8. August 2018

Grünes Licht für durchgängiges Tempo 30

Menschen mit Tempo 30 Schild
Der Einsatz von Feudenheimer Bürgern hatte Erfolg. Der Petitionsausschuss hat ihr Anliegen bestätigt. Nun ist der Landtag an der Reihe. Foto: zg

Feudenheim

Eine Initiative Feudenheimer Bürgerinnen und Bürger hatte im vergangenen Jahr eine Petition beim Petitionsausschuss im Landtag von Baden-Württemberg eingereicht, der wiederum den Mannheimer SPD-Abgeordneten Dr. Boris Weirauch als Berichterstatter benannt hatte.

Die Initiative hatte bemängelt, dass der Verkehrslärm auf der Feudenheimer Hauptstraße insbesondere tagsüber unzumutbar sei. Wie Weirauch nun in einer Pressemitteilung informiert, habe der Petitionsausschuss nach eingehender Prüfung den Vorschlag einstimmig angenommen, die Stadt Mannheim aufzufordern, die Geschwindigkeitsbeschränkung auf Tempo 30 in der Feudenheimer Hauptstraße im Rahmen eines zweijährigen Modellversuchs auch tagsüber einzuführen.

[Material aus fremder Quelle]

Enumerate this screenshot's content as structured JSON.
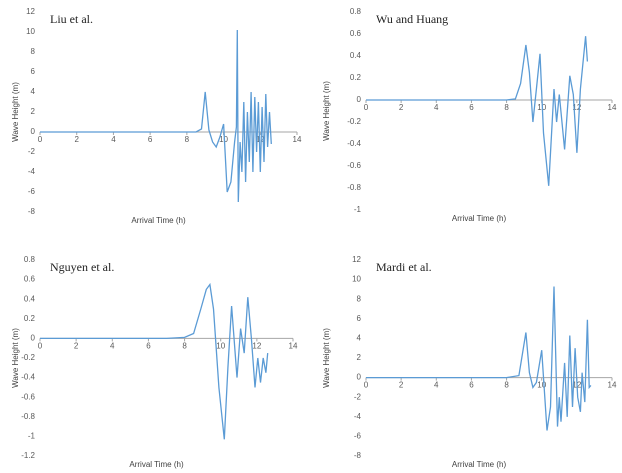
{
  "chart_data": [
    {
      "type": "line",
      "title": "Liu et al.",
      "x_label": "Arrival Time (h)",
      "y_label": "Wave Height (m)",
      "color": "#5b9bd5",
      "x": [
        0,
        1,
        2,
        3,
        4,
        5,
        6,
        7,
        7.5,
        8,
        8.5,
        8.8,
        9.0,
        9.2,
        9.4,
        9.6,
        9.8,
        10.0,
        10.2,
        10.4,
        10.6,
        10.7,
        10.75,
        10.8,
        10.9,
        11.0,
        11.1,
        11.2,
        11.3,
        11.4,
        11.5,
        11.6,
        11.7,
        11.8,
        11.9,
        12.0,
        12.1,
        12.2,
        12.3,
        12.4,
        12.5,
        12.6
      ],
      "values": [
        0,
        0,
        0,
        0,
        0,
        0,
        0,
        0,
        0,
        0,
        0,
        0.3,
        4,
        0.2,
        -1,
        -1.5,
        -0.5,
        0.8,
        -6,
        -5,
        -1,
        0.5,
        10.2,
        -7,
        -1,
        -4,
        3,
        -5,
        2,
        -3,
        4,
        -4,
        3.5,
        -2,
        3,
        -4,
        2.5,
        -3,
        3.8,
        -1.5,
        2,
        -1.2
      ],
      "xlim": [
        0,
        14
      ],
      "ylim": [
        -8,
        12
      ],
      "xticks": [
        0,
        2,
        4,
        6,
        8,
        10,
        12,
        14
      ],
      "yticks": [
        -8,
        -6,
        -4,
        -2,
        0,
        2,
        4,
        6,
        8,
        10,
        12
      ]
    },
    {
      "type": "line",
      "title": "Wu and Huang",
      "x_label": "Arrival Time (h)",
      "y_label": "Wave Height (m)",
      "color": "#5b9bd5",
      "x": [
        0,
        1,
        2,
        3,
        4,
        5,
        6,
        7,
        8,
        8.5,
        8.8,
        9.1,
        9.3,
        9.5,
        9.7,
        9.9,
        10.1,
        10.4,
        10.7,
        10.85,
        11.0,
        11.3,
        11.6,
        11.8,
        12.0,
        12.2,
        12.5,
        12.6
      ],
      "values": [
        0,
        0,
        0,
        0,
        0,
        0,
        0,
        0,
        0,
        0.01,
        0.15,
        0.5,
        0.25,
        -0.2,
        0.1,
        0.42,
        -0.3,
        -0.78,
        0.1,
        -0.2,
        0.05,
        -0.45,
        0.22,
        0.05,
        -0.48,
        0.1,
        0.58,
        0.35
      ],
      "xlim": [
        0,
        14
      ],
      "ylim": [
        -1,
        0.8
      ],
      "xticks": [
        0,
        2,
        4,
        6,
        8,
        10,
        12,
        14
      ],
      "yticks": [
        -1,
        -0.8,
        -0.6,
        -0.4,
        -0.2,
        0,
        0.2,
        0.4,
        0.6,
        0.8
      ]
    },
    {
      "type": "line",
      "title": "Nguyen et al.",
      "x_label": "Arrival Time (h)",
      "y_label": "Wave Height (m)",
      "color": "#5b9bd5",
      "x": [
        0,
        1,
        2,
        3,
        4,
        5,
        6,
        7,
        8,
        8.5,
        8.9,
        9.2,
        9.4,
        9.6,
        9.9,
        10.2,
        10.4,
        10.6,
        10.9,
        11.1,
        11.3,
        11.5,
        11.7,
        11.9,
        12.05,
        12.2,
        12.35,
        12.5,
        12.6
      ],
      "values": [
        0,
        0,
        0,
        0,
        0,
        0,
        0,
        0,
        0.01,
        0.05,
        0.3,
        0.5,
        0.55,
        0.3,
        -0.5,
        -1.03,
        -0.3,
        0.33,
        -0.4,
        0.1,
        -0.15,
        0.42,
        0,
        -0.5,
        -0.2,
        -0.45,
        -0.2,
        -0.35,
        -0.15
      ],
      "xlim": [
        0,
        14
      ],
      "ylim": [
        -1.2,
        0.8
      ],
      "xticks": [
        0,
        2,
        4,
        6,
        8,
        10,
        12,
        14
      ],
      "yticks": [
        -1.2,
        -1,
        -0.8,
        -0.6,
        -0.4,
        -0.2,
        0,
        0.2,
        0.4,
        0.6,
        0.8
      ]
    },
    {
      "type": "line",
      "title": "Mardi et al.",
      "x_label": "Arrival Time (h)",
      "y_label": "Wave Height (m)",
      "color": "#5b9bd5",
      "x": [
        0,
        1,
        2,
        3,
        4,
        5,
        6,
        7,
        8,
        8.7,
        9.1,
        9.3,
        9.5,
        9.7,
        10.0,
        10.3,
        10.5,
        10.7,
        10.9,
        11.0,
        11.1,
        11.3,
        11.45,
        11.6,
        11.75,
        11.9,
        12.05,
        12.2,
        12.3,
        12.45,
        12.6,
        12.7,
        12.8
      ],
      "values": [
        0,
        0,
        0,
        0,
        0,
        0,
        0,
        0,
        0,
        0.2,
        4.6,
        0.5,
        -1,
        -0.5,
        2.8,
        -5.4,
        -3,
        9.3,
        -5,
        -2,
        -4.5,
        1.5,
        -4,
        4.3,
        -3,
        3,
        -2,
        -3.5,
        0.5,
        -2.5,
        5.9,
        -1,
        -0.8
      ],
      "xlim": [
        0,
        14
      ],
      "ylim": [
        -8,
        12
      ],
      "xticks": [
        0,
        2,
        4,
        6,
        8,
        10,
        12,
        14
      ],
      "yticks": [
        -8,
        -6,
        -4,
        -2,
        0,
        2,
        4,
        6,
        8,
        10,
        12
      ]
    }
  ]
}
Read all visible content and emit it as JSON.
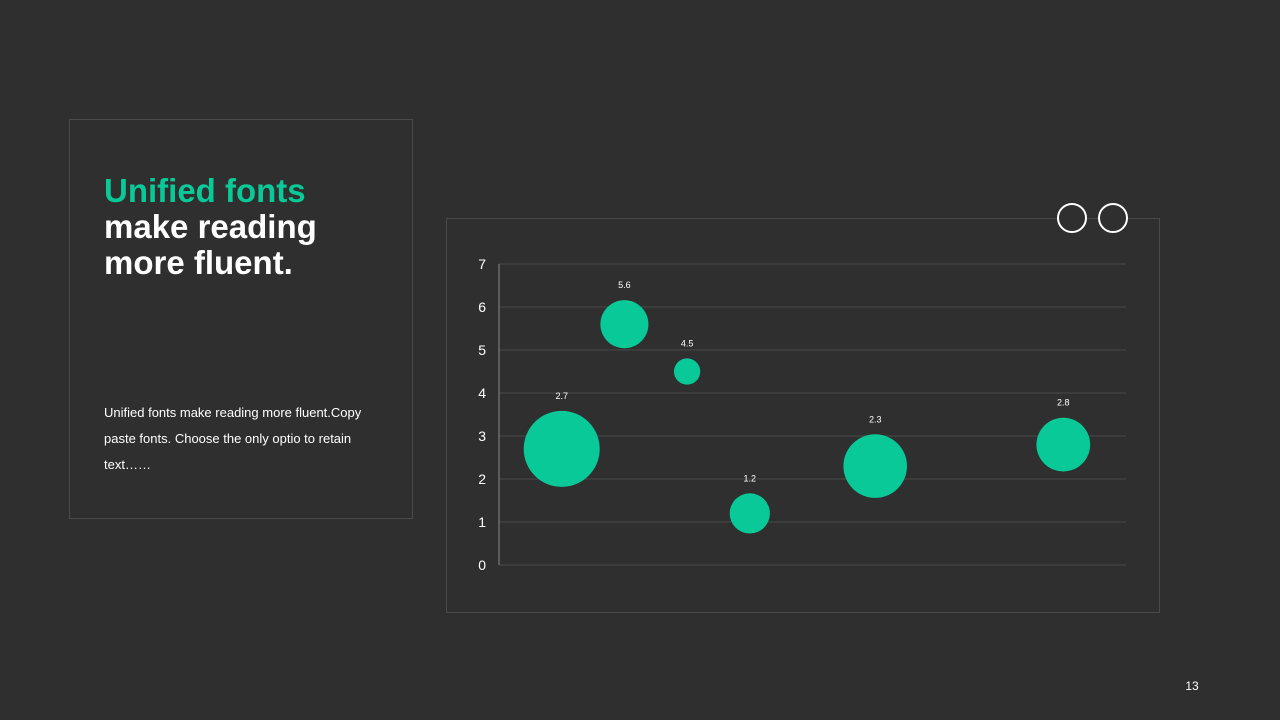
{
  "slide": {
    "heading_accent": "Unified fonts",
    "heading_rest": "make reading more fluent.",
    "body": "Unified fonts make reading more fluent.Copy paste fonts. Choose the only optio to retain text……",
    "page_number": "13"
  },
  "colors": {
    "background": "#2f2f2f",
    "accent": "#08c997",
    "text": "#ffffff",
    "grid": "#4a4a4a"
  },
  "chart_data": {
    "type": "scatter",
    "title": "",
    "xlabel": "",
    "ylabel": "",
    "ylim": [
      0,
      7
    ],
    "yticks": [
      "0",
      "1",
      "2",
      "3",
      "4",
      "5",
      "6",
      "7"
    ],
    "grid": true,
    "legend": "none",
    "points": [
      {
        "x": 1,
        "y": 2.7,
        "size": 10,
        "label": "2.7"
      },
      {
        "x": 2,
        "y": 5.6,
        "size": 4,
        "label": "5.6"
      },
      {
        "x": 3,
        "y": 4.5,
        "size": 1.2,
        "label": "4.5"
      },
      {
        "x": 4,
        "y": 1.2,
        "size": 2.8,
        "label": "1.2"
      },
      {
        "x": 6,
        "y": 2.3,
        "size": 7,
        "label": "2.3"
      },
      {
        "x": 9,
        "y": 2.8,
        "size": 5,
        "label": "2.8"
      }
    ]
  }
}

„Das ist eine gute Entscheidung, die sich positiv auf das Leben der Bürgerinnen und Bürger in Feudenheim auswirken wird“, erklärt Weirauch. „Der Einsatz der Bürgerinitiative für weniger Verkehrslärm auf der Hauptstraße hat sich wirklich gelohnt.“ 

Er teilt mit, dass dem Beschluss des Petitionsausschusses eine Stellungnahme des Verkehrsministeriums zugrunde liegt, nach der die Stadt Mannheim wegen der Überschreitung der zulässigen Dezibel-Grenze handeln müsse.

Für Lärm in allgemeinen Wohngebieten sind Grenzwerte von 70 dB(A) tagsüber und 60 dB(A) nachts zulässig, jedoch stellt das Ministerium offenbar nach Maßgabe eigener Untersuchungen für den betreffenden Abschnitt der Feudenheimer Hauptstraße (Ortseinfahrt Am Aubuckel bis Sankt-Peter-und-Paul-Straße) Lärmwerte von 76 bis 81 dB(A) fest.

Weirauch hält eine durchgängige Geschwindigkeitsbeschränkung auch tagsüber für angemessen, da es eine gut befahrbare Umgehungsstraße gebe, auf die der Verkehr umgelenkt werden könne.

Die bisherige Argumentation der Stadt Mannheim, wonach eine durchgängiges Tempo 30 zu einer unverhältnismäßigen Verlangsamung des ÖPNV führe, begegnet das Verkehrsministerium damit, dass nach der Straßenverkehrsordnung für die öffentlichen Verkehrsmittel eine Ausnahme ermöglicht werden könne.

Nach der parlamentarischen Sommerpause wird aller Voraussicht nach das Landtagsplenum den Beschluss des Petitionsausschusses bestätigen; spätestens dann, so Weirauch, müsse die Mannheimer Stadtverwaltung handeln: „Besser wäre es natürlich, die Stadt würde schon früher Abhilfe schaffen.